Noch vor „Pelléas“ wurde „Les aveugles“ (Die Blinden) 1891 in Paris uraufgeführt. Ebenso vertonten Debussy und sehr viel später Walter Zimmermann und Beat Furrer den Einakter. Im Jahr 2001 schließlich machte sich die 1973 in Sibirien geborene Komponistin Lera Auerbach an den Stoff. Zurzeit gehört sie zu den weltweit meistaufgeführten Komponisten und präsentierte in Berlin auf der Durchreise von Dresden nach Helsinki ihre Oper „The Blind“.

Ganz im Gegensatz zu Maeterlincks erstem Stück „La Princesse Maleine“ ist „Les aveugles“ ein nach innen gekehrtes, handlungsarmes und ganz dem Symbolismus verschriebenes Stück. Zwölf Blinde werden von einem Priester in die Natur geführt, den sie dort verlieren und nach langem, verwirrten und verzweifeltem Ausharren, tot auffinden. Sie scheinen verloren und es bleibt ihnen nur noch das Beten. Das „In-sich-kehren“ bestimmt das ganze Stück.
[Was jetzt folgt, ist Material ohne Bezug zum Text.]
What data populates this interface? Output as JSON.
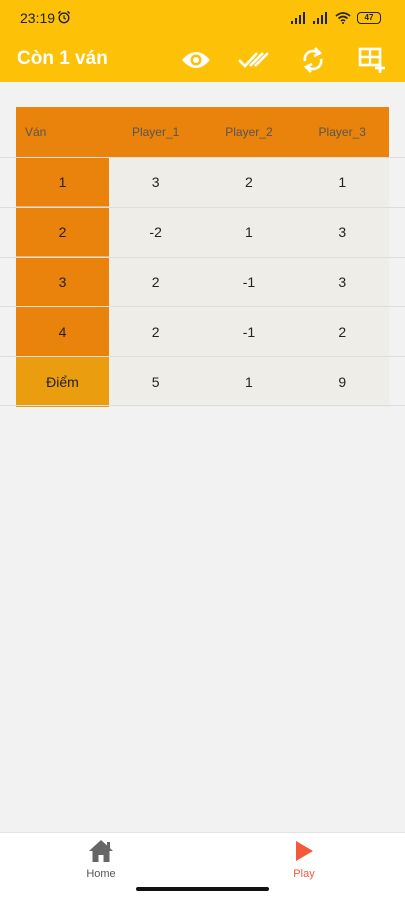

Der kurzen Oper Lera Auerbachs stellt Philip Mayers, der musikalische Leiter, ein Präludium und einen Prolog voran. S. D. Sandströms Bearbeitung von Henry Purcells „Hear my Prayer, O Lord” wird von acht hinter dem Publikum stehenden Mitgliedern des Vokalconsorts Berlin gesungen, während auf der mit weißem Teppich ausgelegten, nach hinten aufsteigenden Bühne der Text handschriftlich projiziert wird. Als ob eine große schreibende Hand am eigenen Gebet zweifelt, wird der Text überschrieben oder verschwindet nach und nach. Dies hätte bei größerer Intonationsreinheit und Durchschlagskraft des Chores das Potenzial zu einem mystisch-überwältigenden Einstieg.

Im etwas lang geratenen, aber sehr gelungenen Prolog tauchen vier Sprecher, die Auszüge aus Maeterlincks naturphilosophischen Texten „Das Leben der Bienen“ und „Das Leben der Termiten“ auf Deutsch rezitieren, abwechselnd aus an verschiedenen Stellen der Bühne eingelassenen Löchern auf. Ihre eigenartig geformten Hüte erinnern an Zellen, Waben und Spielfiguren. Die Groteske, die einem interessante Einblicke in Maeterlincks Denken gewährt, begleiten rauschende Klänge und projizierte Nahaufnahmen von Bienenstöcken.

Die eigentliche Oper beginnt nach gut 20 Minuten mit dem Auftreten weiterer Sänger, die blau gekleidet die Bühne bevölkern. Angestimmt wird eine mystische Klangsprache in altenglischer Diktion. Die Bässe lassen einen rhythmischen Sprechchor erklingen, worüber sich die Stimme einer Sopranistin verheißungsvoll legt. So gestaltet sich in verschiedensten Stimmaufteilungen auch der weitere gesangliche Verlauf.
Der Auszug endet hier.